Ama yine de bir umut var.

Hatta birkaç umut var 2011 yılına daha daha güzel duygularla bakabilmek için.

Kıbrıslı Türkler, farklı görüşlerden dolayı kavga etseler de, birbirlerini kırsalar da asla birbirlerinden nefret etmezler ve kin gütmezler.

Farklı düşüncede olsalar dahi karşıt görüşteki arkadaşlarının sıkı zamanlarında onların yanına ilk koşan olurlar.

Günlük yaşamımıza baktığımız zaman bunu çok açık görebilmekteyiz.

Bu ise toplum olarak birçok başka toplumlara nazaran elimizde bulunan en büyük zenginliğimiz ve hazinemizdir.
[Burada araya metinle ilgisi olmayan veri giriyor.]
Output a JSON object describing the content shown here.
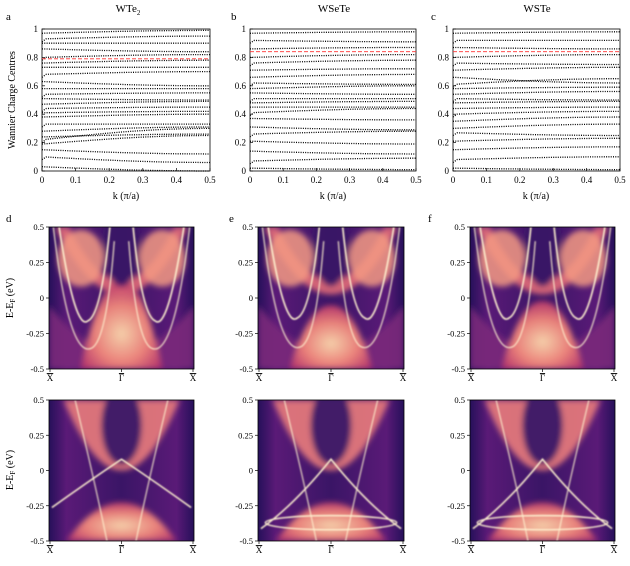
{
  "panel_letters": [
    "a",
    "b",
    "c",
    "d",
    "e",
    "f"
  ],
  "wcc": {
    "titles": [
      "WTe",
      "WSeTe",
      "WSTe"
    ],
    "title_sub": [
      "2",
      "",
      ""
    ],
    "ylabel": "Wannier Charge Centres",
    "xlabel": "k (π/a)",
    "y_ticks": [
      "0",
      "0.2",
      "0.4",
      "0.6",
      "0.8",
      "1"
    ],
    "x_ticks": [
      "0",
      "0.1",
      "0.2",
      "0.3",
      "0.4",
      "0.5"
    ],
    "dashed_line_y": [
      0.79,
      0.84,
      0.84
    ],
    "dashed_color": "#ff3333"
  },
  "bands": {
    "ylabel": "E-E",
    "ylabel_sub": "F",
    "ylabel_unit": " (eV)",
    "y_ticks": [
      "0.5",
      "0.25",
      "0",
      "-0.25",
      "-0.5"
    ],
    "k_labels": [
      "X",
      "Γ",
      "X"
    ],
    "colors": {
      "dark": "#2a0f5e",
      "mid": "#c1406b",
      "bright": "#ffd0a6",
      "line": "#fff2d0"
    }
  },
  "chart_data": [
    {
      "type": "scatter",
      "panel": "a",
      "title": "WTe2",
      "xlabel": "k (π/a)",
      "ylabel": "Wannier Charge Centres",
      "xlim": [
        0,
        0.5
      ],
      "ylim": [
        0,
        1
      ],
      "reference_line_y": 0.79
    },
    {
      "type": "scatter",
      "panel": "b",
      "title": "WSeTe",
      "xlabel": "k (π/a)",
      "xlim": [
        0,
        0.5
      ],
      "ylim": [
        0,
        1
      ],
      "reference_line_y": 0.84
    },
    {
      "type": "scatter",
      "panel": "c",
      "title": "WSTe",
      "xlabel": "k (π/a)",
      "xlim": [
        0,
        0.5
      ],
      "ylim": [
        0,
        1
      ],
      "reference_line_y": 0.84
    },
    {
      "type": "heatmap",
      "panel": "d",
      "ylabel": "E-EF (eV)",
      "ylim": [
        -0.5,
        0.5
      ],
      "x_labels": [
        "X",
        "Γ",
        "X"
      ]
    },
    {
      "type": "heatmap",
      "panel": "e",
      "ylim": [
        -0.5,
        0.5
      ],
      "x_labels": [
        "X",
        "Γ",
        "X"
      ]
    },
    {
      "type": "heatmap",
      "panel": "f",
      "ylim": [
        -0.5,
        0.5
      ],
      "x_labels": [
        "X",
        "Γ",
        "X"
      ]
    }
  ]
}
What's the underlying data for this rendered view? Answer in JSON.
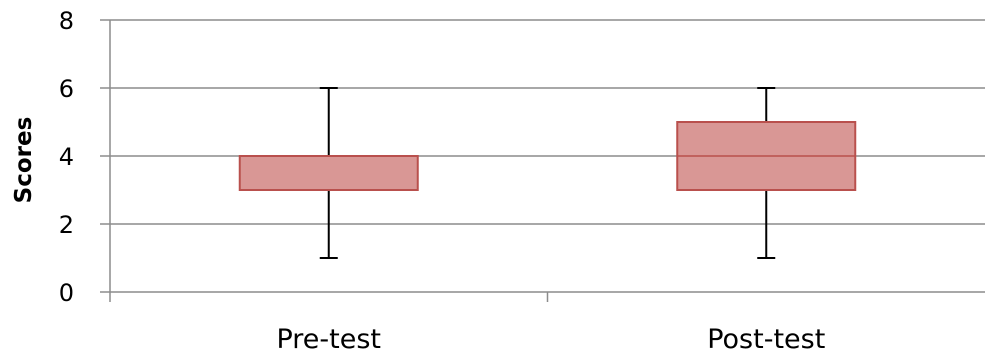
{
  "chart_data": {
    "type": "boxplot",
    "title": "",
    "xlabel": "",
    "ylabel": "Scores",
    "ylim": [
      0,
      8
    ],
    "yticks": [
      0,
      2,
      4,
      6,
      8
    ],
    "grid": true,
    "legend": "none",
    "categories": [
      "Pre-test",
      "Post-test"
    ],
    "boxes": [
      {
        "category": "Pre-test",
        "min": 1,
        "q1": 3,
        "median": 4,
        "q3": 4,
        "max": 6
      },
      {
        "category": "Post-test",
        "min": 1,
        "q1": 3,
        "median": 4,
        "q3": 5,
        "max": 6
      }
    ],
    "colors": {
      "box_fill": "#d99795",
      "box_stroke": "#b9504d",
      "whisker": "#000000",
      "grid": "#8c8c8c"
    }
  }
}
Son yıllarda bu ülkenin parlamenter sistemi, yüzlerce yıllık bürokratik sistemi dahil yasama, yürütme ve yargı sistemlerinin tartışılır hale getirilmesi, kötülenmesi, bu ülkenin olmazsa olmazı olan sivil toplum örgütlerinin gereksiz ve ayak içinde dolaşan zararlı hatta rumcu olarak gösterilmeye çalışılması, çalışanların, memurların hazır yiyici, tembel, yetimin hakkını yiyen olarak görülmesi ve kısacası bu toplumu toplum yapan bütün değerlerin yerle bir edilmesi, hatta daha da ileri giderek bu ülkeyi vatan bilen TC kökenli insanları Kıbrıslı Türlerden ayrı tutmaya, onlara karşı kışkırtmaya kadar varan tehlikeli boyutlara getirmek bu ülke insanından çok toprağının ekonomik değerleriyle ilgilenen alışık olmadığımız bir anlayışın ürünü olduğunu görmemek için kör olmak gerekir.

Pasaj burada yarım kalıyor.